Interest and investment in Artificial Intelligence and data science has reached a frenzy. Advancements in machine learning techniques such as deep learning have lead to numerous successful applications of Ai throughout the economy. Today it's clear that deep neural nets outperform many existing techniques, even outperforming humans in traditionally difficult problems such as speech recognition, natural language processing, customer relationship management and image recognition.
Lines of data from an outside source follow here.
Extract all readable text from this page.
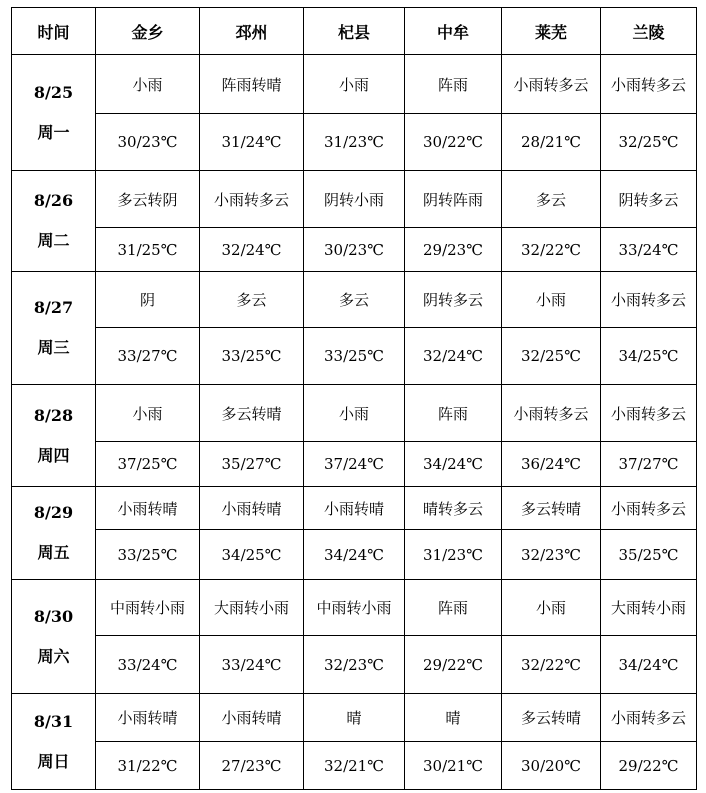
时间	金乡	邳州	杞县	中牟	莱芜	兰陵

8/25
周一	小雨	阵雨转晴	小雨	阵雨	小雨转多云	小雨转多云
	30/23℃	31/24℃	31/23℃	30/22℃	28/21℃	32/25℃

8/26
周二	多云转阴	小雨转多云	阴转小雨	阴转阵雨	多云	阴转多云
	31/25℃	32/24℃	30/23℃	29/23℃	32/22℃	33/24℃

8/27
周三	阴	多云	多云	阴转多云	小雨	小雨转多云
	33/27℃	33/25℃	33/25℃	32/24℃	32/25℃	34/25℃

8/28
周四	小雨	多云转晴	小雨	阵雨	小雨转多云	小雨转多云
	37/25℃	35/27℃	37/24℃	34/24℃	36/24℃	37/27℃

8/29
周五	小雨转晴	小雨转晴	小雨转晴	晴转多云	多云转晴	小雨转多云
	33/25℃	34/25℃	34/24℃	31/23℃	32/23℃	35/25℃

8/30
周六	中雨转小雨	大雨转小雨	中雨转小雨	阵雨	小雨	大雨转小雨
	33/24℃	33/24℃	32/23℃	29/22℃	32/22℃	34/24℃

8/31
周日	小雨转晴	小雨转晴	晴	晴	多云转晴	小雨转多云
	31/22℃	27/23℃	32/21℃	30/21℃	30/20℃	29/22℃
It was not always like this, however, and at one point scientists and researchers had all but abandoned the field.
Let's take a look at the history of Ai and its turbulent rise to prominence.
Ancient History
The beginning of AI can be dated all the way back to greek mythology, the myth of Hephaestus, a blacksmith who created mechanical servants. In the 5th century B.C. Aristotle began laying the foundation for AI by inventing syllogistic logic, the first formal deductive reasoning system. In the 15th Century printing using moveable typing and functioning clocks were invented. In the 16th Century clockmakers extended their craft to creating mechanical animals and other novelties. Soon to follow in the 1640's Pascal created the first mechanical digital calculating machine.
In the 18th Century we saw the profusion of mechanical toys. After that Charles Babbage & Ada Byron worked on programmable mechanical calculating machines in the 19th Century. In 1943 Arturo Rosenblueth, Norbert Wiener and Julian Bigelow claimed the term "cybernetics". Wiener's popular book by that name was published in 1948. Many books outlining a prescient vision of the future in which computers assist humans in many activities, testing of intelligent behavior and laws of robotics followed.
Modern History
John McCarthy lead a Summer Research Project at Dartmouth College in 1955. A group of professors & students proposed that they would attempt to find how machines use language, abstractions and concepts to solve problems, normally reserved for humans.
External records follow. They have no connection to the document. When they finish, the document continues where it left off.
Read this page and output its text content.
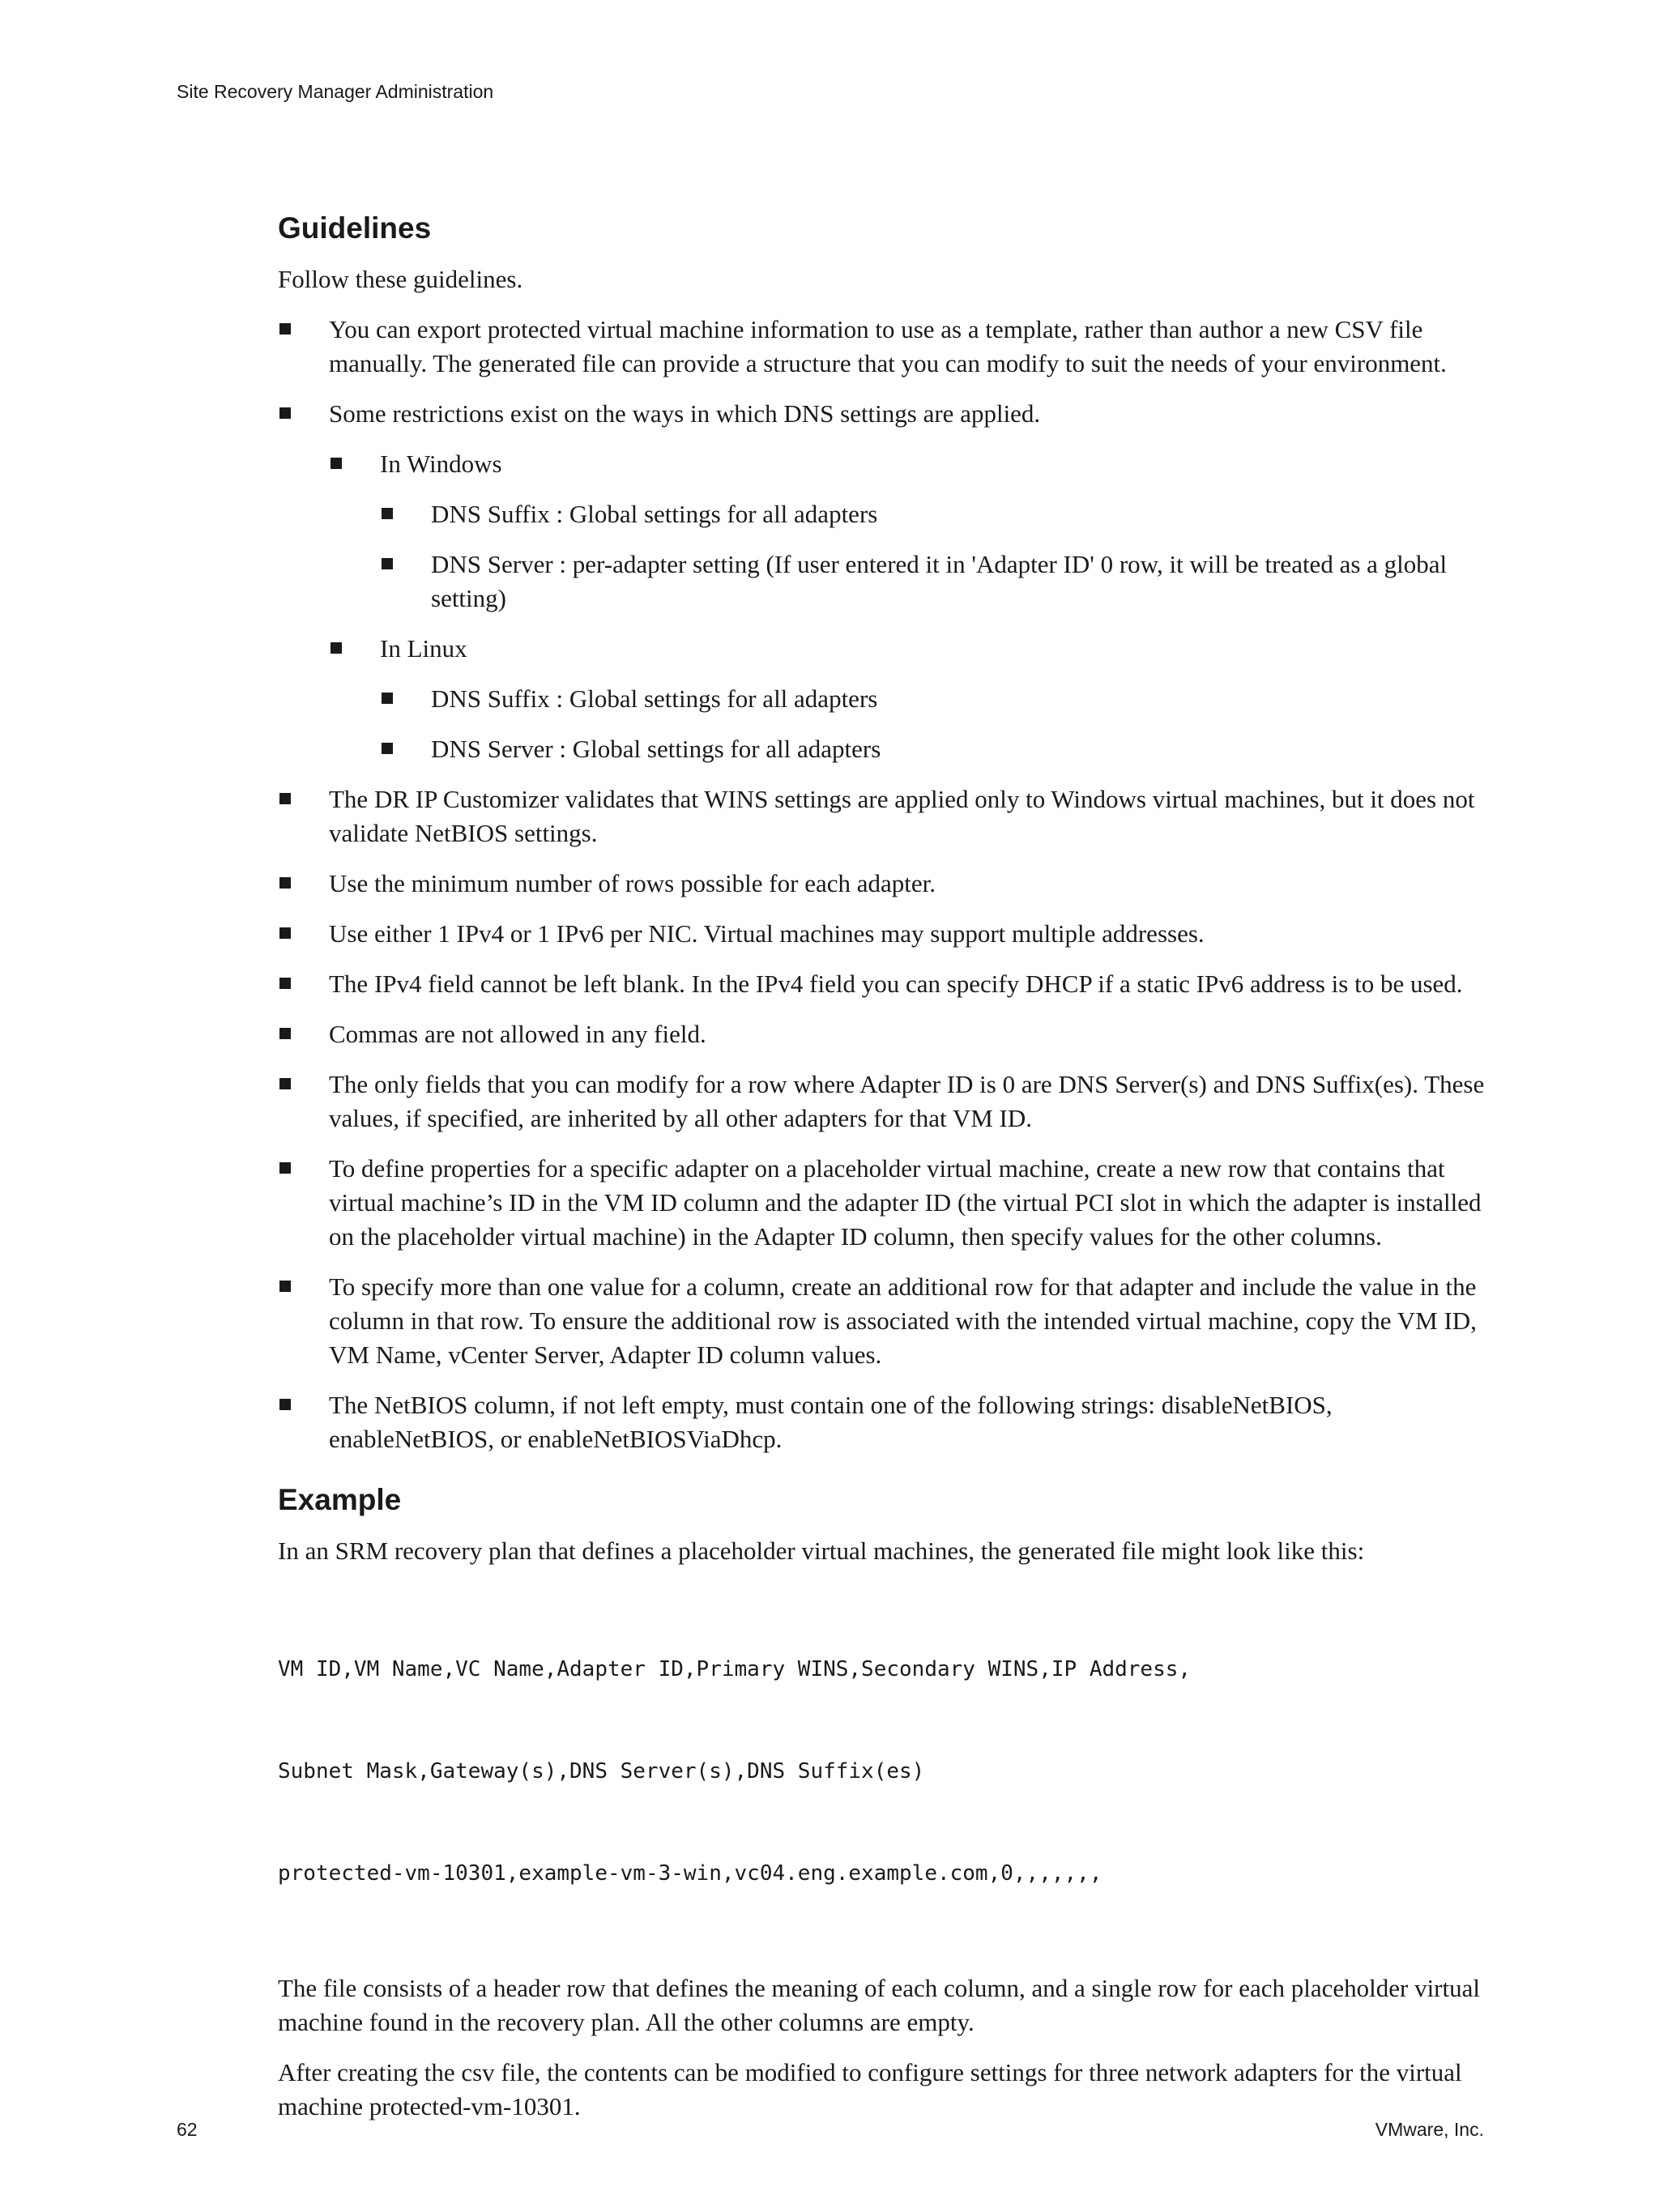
Site Recovery Manager Administration
Guidelines

Follow these guidelines.

You can export protected virtual machine information to use as a template, rather than author a new CSV file manually. The generated file can provide a structure that you can modify to suit the needs of your environment.
Some restrictions exist on the ways in which DNS settings are applied.
In Windows
DNS Suffix : Global settings for all adapters
DNS Server : per-adapter setting (If user entered it in 'Adapter ID' 0 row, it will be treated as a global setting)
In Linux
DNS Suffix : Global settings for all adapters
DNS Server : Global settings for all adapters
The DR IP Customizer validates that WINS settings are applied only to Windows virtual machines, but it does not validate NetBIOS settings.
Use the minimum number of rows possible for each adapter.
Use either 1 IPv4 or 1 IPv6 per NIC. Virtual machines may support multiple addresses.
The IPv4 field cannot be left blank. In the IPv4 field you can specify DHCP if a static IPv6 address is to be used.
Commas are not allowed in any field.
The only fields that you can modify for a row where Adapter ID is 0 are DNS Server(s) and DNS Suffix(es). These values, if specified, are inherited by all other adapters for that VM ID.
To define properties for a specific adapter on a placeholder virtual machine, create a new row that contains that virtual machine’s ID in the VM ID column and the adapter ID (the virtual PCI slot in which the adapter is installed on the placeholder virtual machine) in the Adapter ID column, then specify values for the other columns.
To specify more than one value for a column, create an additional row for that adapter and include the value in the column in that row. To ensure the additional row is associated with the intended virtual machine, copy the VM ID, VM Name, vCenter Server, Adapter ID column values.
The NetBIOS column, if not left empty, must contain one of the following strings: disableNetBIOS, enableNetBIOS, or enableNetBIOSViaDhcp.
Example

In an SRM recovery plan that defines a placeholder virtual machines, the generated file might look like this:

VM ID,VM Name,VC Name,Adapter ID,Primary WINS,Secondary WINS,IP Address,

Subnet Mask,Gateway(s),DNS Server(s),DNS Suffix(es)

protected-vm-10301,example-vm-3-win,vc04.eng.example.com,0,,,,,,,

The file consists of a header row that defines the meaning of each column, and a single row for each placeholder virtual machine found in the recovery plan. All the other columns are empty.

After creating the csv file, the contents can be modified to configure settings for three network adapters for the virtual machine protected-vm-10301.

62	VMware, Inc.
Following in 1959 Arthur Samuel or better known as Samuel Checkers developed the first self learning AI program. He thought that teaching computers to play games was important to develop tactics for general problem solving, and he chose checkers because it is a simple game, but requires an in depth strategy. It was an early demonstration of the concept of artificial intelligence. His system was the first to use min-max search, alpha-beta pruning, truncated search, evolution functions and machine learning.
In 1961 James Slagle from MIT wrote the first symbolic integration program called SAINT, which solved calculus problems at the college freshman level. In the same year Unimate developed the first Industrial robot. It was a General Motors assembly line worker that transported auto bodies. It was later implemented in other companies as a welding robot. In 1963 Thomas Evans also from MIT, developed a program called ANALOGY, demonstrating that computers can solve the same analogy problems as are given on IQ tests. 1965 Joseph Weizenbaum from MIT built ELIZA, an interactive program that carries on a dialogue in English on any topic. It became a very popular toy for children around the world.